Broken Heart‘Murica. Why that is our generation’s prevailing term for our country, I don’t know. But I do know that it is (supposedly) fueled  by a pride in the United States of America.

A pride in the fact that we are one nation, that we are united with one another, that we share a belief in liberty and justice for all.

But sometimes that pride is thwarted, twisted into a deformed and hateful specimen. It is strengthened by the belief that “we” are the good guys, “we” are the best, “we” know what’s right. That belief was cruelly manifested last Tuesday, when three students were shot to death near the University of North Carolina at Chapel Hill.

This is not an isolated incident. We remember Sandy Hook Elementary School, where 28 students and teachers where killed;  orthe University of Alabama, where three teachers died.

Acts of brutality never seem justified, no matter what we know of their motivation. In the recent Chapel Hill killings, reports allege that it began as a long-standing dispute over a parking spot with the man who has been charged with their murder, but quickly escalated, possibly intensified by religious hatred for the Muslim students.

The bottom line is that no one, of their own volition, kills non-threatening people, unless that person is fostering hatred in their heart.

And hatred violates the most basic truth about humanity: that we are made in the image of God. Discrimination of any kind — race, religion, gender, age, disposition — that leads to a degradation of who they are as human beings violates this truth.

At Bryan, we are blessed by a low crime rate, but that doesn’t mean that we are exempt from hateful attitudes and discrimination of all types.

We are guilty of public discrimination, previously through the Twitter account BC Speaks and now through Yik Yak. We are guilty of private discrimination festering in our hearts. We are guilty of gossip and slander and bullying.

We are made for more than that. We are made for love and hope and a belief that all are created equal, created by a loving God, in order that we may live a loving life.

No matter where we are from, we are not always the good guys. We are depraved humans, capable of the most vile acts, fallible always.
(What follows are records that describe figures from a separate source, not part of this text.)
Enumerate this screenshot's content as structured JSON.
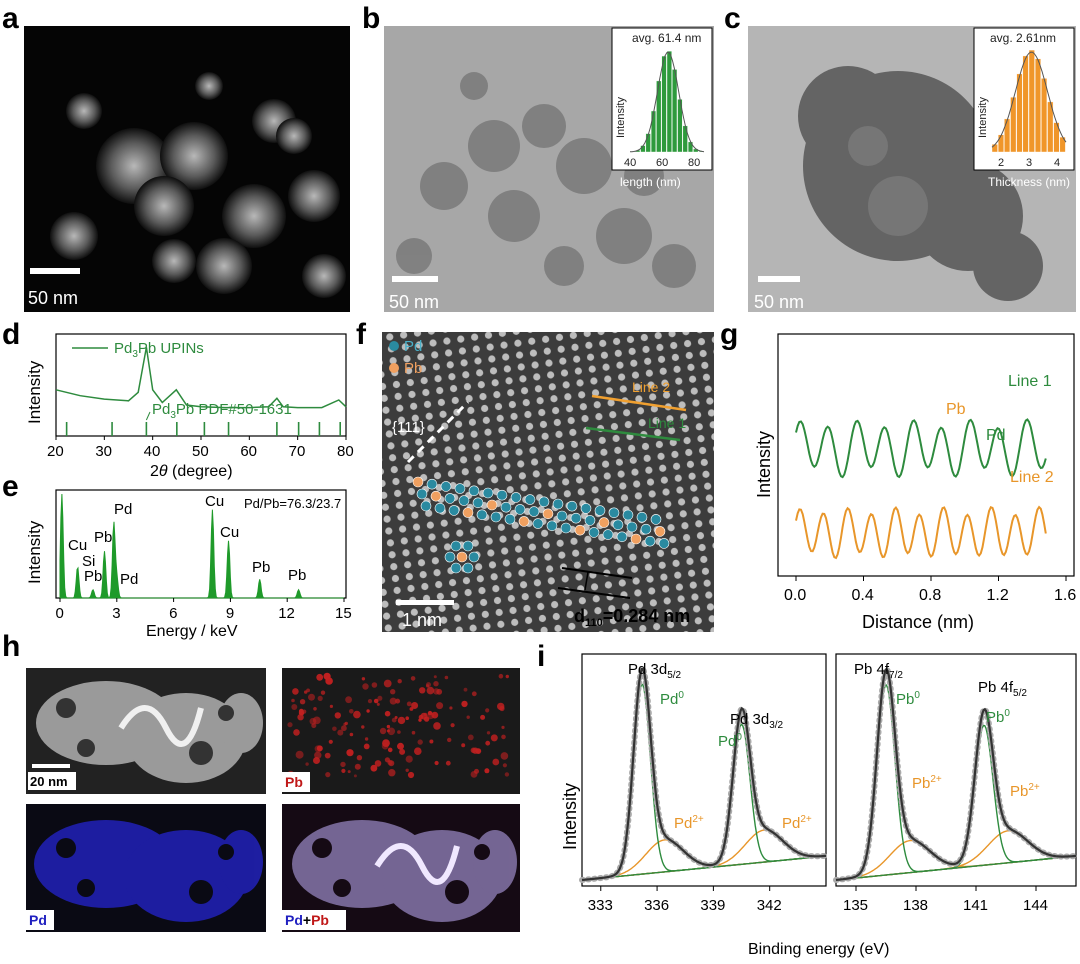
{
  "panels": {
    "a": {
      "letter": "a",
      "scale": "50 nm"
    },
    "b": {
      "letter": "b",
      "scale": "50 nm",
      "inset_title": "avg. 61.4 nm",
      "inset_ylabel": "Intensity",
      "inset_xlabel": "length (nm)",
      "inset_ticks": [
        "40",
        "60",
        "80"
      ],
      "bar_color": "#2e9a3c"
    },
    "c": {
      "letter": "c",
      "scale": "50 nm",
      "inset_title": "avg. 2.61nm",
      "inset_ylabel": "Intensity",
      "inset_xlabel": "Thickness (nm)",
      "inset_ticks": [
        "2",
        "3",
        "4"
      ],
      "bar_color": "#f0962a"
    },
    "d": {
      "letter": "d",
      "legend": "Pd",
      "legend_sub": "3",
      "legend_rest": "Pb UPINs",
      "ref_label": "Pd",
      "ref_sub": "3",
      "ref_rest": "Pb PDF#50-1631",
      "ylabel": "Intensity",
      "xlabel_pre": "2",
      "xlabel_theta": "θ",
      "xlabel_post": " (degree)",
      "ticks": [
        "20",
        "30",
        "40",
        "50",
        "60",
        "70",
        "80"
      ]
    },
    "e": {
      "letter": "e",
      "ylabel": "Intensity",
      "xlabel": "Energy / keV",
      "ratio": "Pd/Pb=76.3/23.7",
      "ticks": [
        "0",
        "3",
        "6",
        "9",
        "12",
        "15"
      ],
      "peaks": [
        "Cu",
        "Si",
        "Pb",
        "Pb",
        "Pd",
        "Pd",
        "Cu",
        "Cu",
        "Pb",
        "Pb"
      ]
    },
    "f": {
      "letter": "f",
      "pd": "Pd",
      "pb": "Pb",
      "plane": "{111}",
      "line2": "Line 2",
      "line1": "Line 1",
      "scale": "1 nm",
      "d_pre": "d",
      "d_sub": "110",
      "d_post": "=0.284 nm"
    },
    "g": {
      "letter": "g",
      "line1": "Line 1",
      "line2": "Line 2",
      "pb": "Pb",
      "pd": "Pd",
      "ylabel": "Intensity",
      "xlabel": "Distance (nm)",
      "ticks": [
        "0.0",
        "0.4",
        "0.8",
        "1.2",
        "1.6"
      ]
    },
    "h": {
      "letter": "h",
      "scale": "20 nm",
      "pb": "Pb",
      "pd": "Pd",
      "overlay_pd": "Pd",
      "overlay_plus": "+",
      "overlay_pb": "Pb"
    },
    "i": {
      "letter": "i",
      "ylabel": "Intensity",
      "xlabel": "Binding energy (eV)",
      "pd32": "Pd 3d",
      "pd32_sub": "5/2",
      "pd52": "Pd 3d",
      "pd52_sub": "3/2",
      "pd0": "Pd",
      "sup0": "0",
      "pd2": "Pd",
      "sup2": "2+",
      "pb72": "Pb 4f",
      "pb72_sub": "7/2",
      "pb52": "Pb 4f",
      "pb52_sub": "5/2",
      "pb0": "Pb",
      "pb2": "Pb",
      "ticks_left": [
        "333",
        "336",
        "339",
        "342"
      ],
      "ticks_right": [
        "135",
        "138",
        "141",
        "144"
      ]
    }
  },
  "chart_data": [
    {
      "type": "line",
      "title": "",
      "panel": "d",
      "ylabel": "Intensity",
      "xlabel": "2θ (degree)",
      "xlim": [
        20,
        80
      ],
      "series": [
        {
          "name": "Pd3Pb UPINs",
          "x": [
            20,
            25,
            30,
            35,
            37,
            38.7,
            40,
            42,
            44.9,
            47,
            50,
            55,
            60,
            64,
            65.7,
            67,
            70,
            75,
            78.5,
            80
          ],
          "y": [
            0.45,
            0.38,
            0.34,
            0.32,
            0.42,
            0.95,
            0.45,
            0.3,
            0.45,
            0.27,
            0.25,
            0.24,
            0.24,
            0.25,
            0.35,
            0.25,
            0.24,
            0.24,
            0.33,
            0.25
          ]
        }
      ],
      "reference_lines_x": [
        22.2,
        31.6,
        38.7,
        45.0,
        50.7,
        55.7,
        65.7,
        70.2,
        74.5,
        78.8
      ]
    },
    {
      "type": "bar",
      "title": "",
      "panel": "e",
      "xlabel": "Energy / keV",
      "ylabel": "Intensity",
      "xlim": [
        0,
        15
      ],
      "peaks_keV": [
        0.1,
        0.93,
        1.74,
        2.35,
        2.84,
        3.0,
        8.05,
        8.9,
        10.55,
        12.6
      ],
      "peak_heights": [
        1.0,
        0.3,
        0.08,
        0.45,
        0.72,
        0.2,
        0.85,
        0.55,
        0.18,
        0.08
      ]
    },
    {
      "type": "line",
      "title": "",
      "panel": "g",
      "xlabel": "Distance (nm)",
      "ylabel": "Intensity",
      "xlim": [
        0,
        1.6
      ],
      "series": [
        {
          "name": "Line 1"
        },
        {
          "name": "Line 2"
        }
      ]
    },
    {
      "type": "line",
      "title": "",
      "panel": "i",
      "xlabel": "Binding energy (eV)",
      "ylabel": "Intensity",
      "subplots": [
        {
          "xlim": [
            332,
            345
          ],
          "peaks": [
            335.2,
            340.5
          ]
        },
        {
          "xlim": [
            134,
            146
          ],
          "peaks": [
            136.5,
            141.4
          ]
        }
      ]
    }
  ]
}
Nor are we the best, but rather, flowers fading, waves tossed in the ocean, insignificant apart from the purpose of the Creator. We rarely know what’s right, battling for control of our minds, control of our hearts. Losing.

Give thanks for the physical safety of our school. Pray for families who have lost their loved ones to hatred. Assess the damage in your own heart. I pray that you will resolve the many manifestations of hatred.

‘Murica. One Nation under God, indivisible, with liberty and justice for all.